I am sure that many of you are familiar with the Christmas "Elf on the Shelf" idea. But for those of you who are not, let me share with you for a moment. The idea is that a little elf directly from the North Pole comes to your house to act as a spy for Santa. When he is in your home, he is watching all the children to make sure they are nice, and if he/she leaves, it's to tell Santa they are being naughty.
This has been one of the best behavior regulators for my two crazy kids and I wish we could make it work all year long.
Anyway, there is a whole book and stuff you can buy to share the story with your kids and I think it comes with it's own Elf for your shelf. I just went to the local craft store with coupon in hand and purchased my own elf who sits anywhere but on the shelf.
|Harris has found the perfect look-out sitting on the dining room light.|
The elf that visits us each year is named "Harris". He is a sneaky one making sure to place himself in sight of the children at all times. You see, I have him move around occasionally through the day as if he is actually tracking their whereabouts. My daughter will frequently ask me "how does he move around without us seeing him?" and I tell her that he moves like the toys on toy story. When we are looking, they freeze, when we aren't watching he plays and moves around.
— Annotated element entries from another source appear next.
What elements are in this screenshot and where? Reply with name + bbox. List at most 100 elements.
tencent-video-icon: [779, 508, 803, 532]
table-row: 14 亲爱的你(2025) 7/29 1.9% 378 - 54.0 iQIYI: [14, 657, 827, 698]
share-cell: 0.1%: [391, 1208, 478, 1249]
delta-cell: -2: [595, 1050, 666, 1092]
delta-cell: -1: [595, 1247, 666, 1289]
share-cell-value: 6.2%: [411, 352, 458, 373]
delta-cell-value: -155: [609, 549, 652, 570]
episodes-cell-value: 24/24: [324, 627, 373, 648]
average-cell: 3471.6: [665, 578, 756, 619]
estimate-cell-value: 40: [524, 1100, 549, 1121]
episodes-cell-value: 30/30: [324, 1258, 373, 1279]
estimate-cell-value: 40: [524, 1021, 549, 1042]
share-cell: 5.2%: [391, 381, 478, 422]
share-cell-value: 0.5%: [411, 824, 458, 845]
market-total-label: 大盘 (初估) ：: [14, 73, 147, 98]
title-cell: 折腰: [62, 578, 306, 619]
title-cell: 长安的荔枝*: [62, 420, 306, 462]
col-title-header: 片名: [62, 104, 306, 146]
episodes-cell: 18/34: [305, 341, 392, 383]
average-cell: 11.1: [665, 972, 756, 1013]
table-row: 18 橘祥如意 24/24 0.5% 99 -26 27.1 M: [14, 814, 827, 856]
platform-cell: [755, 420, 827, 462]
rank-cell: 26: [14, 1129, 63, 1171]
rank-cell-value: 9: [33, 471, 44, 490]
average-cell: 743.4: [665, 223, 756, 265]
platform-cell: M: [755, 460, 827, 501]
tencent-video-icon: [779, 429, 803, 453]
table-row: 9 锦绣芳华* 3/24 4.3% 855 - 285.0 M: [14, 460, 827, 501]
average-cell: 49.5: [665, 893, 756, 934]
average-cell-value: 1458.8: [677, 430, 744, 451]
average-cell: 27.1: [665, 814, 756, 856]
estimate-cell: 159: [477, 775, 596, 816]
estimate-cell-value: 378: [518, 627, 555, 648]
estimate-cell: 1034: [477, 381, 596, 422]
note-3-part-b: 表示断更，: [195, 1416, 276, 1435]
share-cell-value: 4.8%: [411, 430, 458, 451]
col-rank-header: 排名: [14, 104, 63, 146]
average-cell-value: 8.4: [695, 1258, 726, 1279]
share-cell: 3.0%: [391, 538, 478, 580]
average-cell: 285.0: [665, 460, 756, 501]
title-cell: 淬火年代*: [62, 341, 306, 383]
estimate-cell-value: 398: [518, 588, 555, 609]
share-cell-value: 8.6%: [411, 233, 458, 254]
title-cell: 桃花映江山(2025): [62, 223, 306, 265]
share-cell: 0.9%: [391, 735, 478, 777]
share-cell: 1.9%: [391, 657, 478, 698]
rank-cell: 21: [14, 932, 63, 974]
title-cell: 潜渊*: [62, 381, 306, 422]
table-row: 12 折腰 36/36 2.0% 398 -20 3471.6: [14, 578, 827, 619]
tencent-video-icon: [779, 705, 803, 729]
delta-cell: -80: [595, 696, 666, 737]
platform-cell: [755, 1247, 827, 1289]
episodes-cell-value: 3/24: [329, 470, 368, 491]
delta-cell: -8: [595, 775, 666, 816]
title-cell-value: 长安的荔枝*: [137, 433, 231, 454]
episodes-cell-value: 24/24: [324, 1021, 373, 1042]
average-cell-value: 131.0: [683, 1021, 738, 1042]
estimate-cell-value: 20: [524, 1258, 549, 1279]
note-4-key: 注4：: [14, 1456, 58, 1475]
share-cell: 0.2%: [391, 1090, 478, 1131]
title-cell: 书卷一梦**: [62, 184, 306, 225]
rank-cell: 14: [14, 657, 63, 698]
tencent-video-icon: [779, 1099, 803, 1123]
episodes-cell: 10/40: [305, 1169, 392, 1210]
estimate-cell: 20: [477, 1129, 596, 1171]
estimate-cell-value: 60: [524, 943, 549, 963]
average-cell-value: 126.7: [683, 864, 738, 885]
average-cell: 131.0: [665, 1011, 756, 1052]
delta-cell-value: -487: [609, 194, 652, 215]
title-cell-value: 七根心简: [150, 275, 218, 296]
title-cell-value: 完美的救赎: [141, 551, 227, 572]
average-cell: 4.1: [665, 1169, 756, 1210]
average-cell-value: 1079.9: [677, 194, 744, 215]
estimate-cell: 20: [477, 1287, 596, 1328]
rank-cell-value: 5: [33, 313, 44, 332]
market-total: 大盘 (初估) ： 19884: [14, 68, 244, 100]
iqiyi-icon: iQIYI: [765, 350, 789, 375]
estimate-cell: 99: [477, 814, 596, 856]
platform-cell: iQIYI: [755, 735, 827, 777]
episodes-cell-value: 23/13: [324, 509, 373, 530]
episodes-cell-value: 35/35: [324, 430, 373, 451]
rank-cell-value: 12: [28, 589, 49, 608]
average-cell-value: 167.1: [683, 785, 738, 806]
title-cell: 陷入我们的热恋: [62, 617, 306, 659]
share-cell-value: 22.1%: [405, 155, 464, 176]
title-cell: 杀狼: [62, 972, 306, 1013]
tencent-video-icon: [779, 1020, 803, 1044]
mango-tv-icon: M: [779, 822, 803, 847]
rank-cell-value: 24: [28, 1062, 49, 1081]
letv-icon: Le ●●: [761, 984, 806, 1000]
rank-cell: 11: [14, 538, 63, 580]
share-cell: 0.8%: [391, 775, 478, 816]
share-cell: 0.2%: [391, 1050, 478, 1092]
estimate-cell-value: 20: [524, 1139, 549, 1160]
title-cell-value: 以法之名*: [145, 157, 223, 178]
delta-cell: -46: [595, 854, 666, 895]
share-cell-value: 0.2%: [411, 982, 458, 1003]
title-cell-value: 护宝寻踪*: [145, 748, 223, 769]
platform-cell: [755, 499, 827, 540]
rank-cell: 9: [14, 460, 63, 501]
We find him everyday in the craziest places and playing pranks on the kids. Yesterday in the bath, he sprinkled fake snow over the curtain on top of their heads.
He watches them as they come in the front door to make sure they don't just drop their coats and bags on the floor, and today, my son found that he had left footprints on the table as he skipped to his next hiding place. (the footprints were made with flour.)
As silly as this may all sound, it is so great for the kids to feel like Santa is really sending someone to watch. Like I said, it has been the best behavior thing at our house. Perhaps you too could invite one of Santa's elves to visit your home for the holidays. The more he moves and the more little "pranks" he can play, the more real he becomes.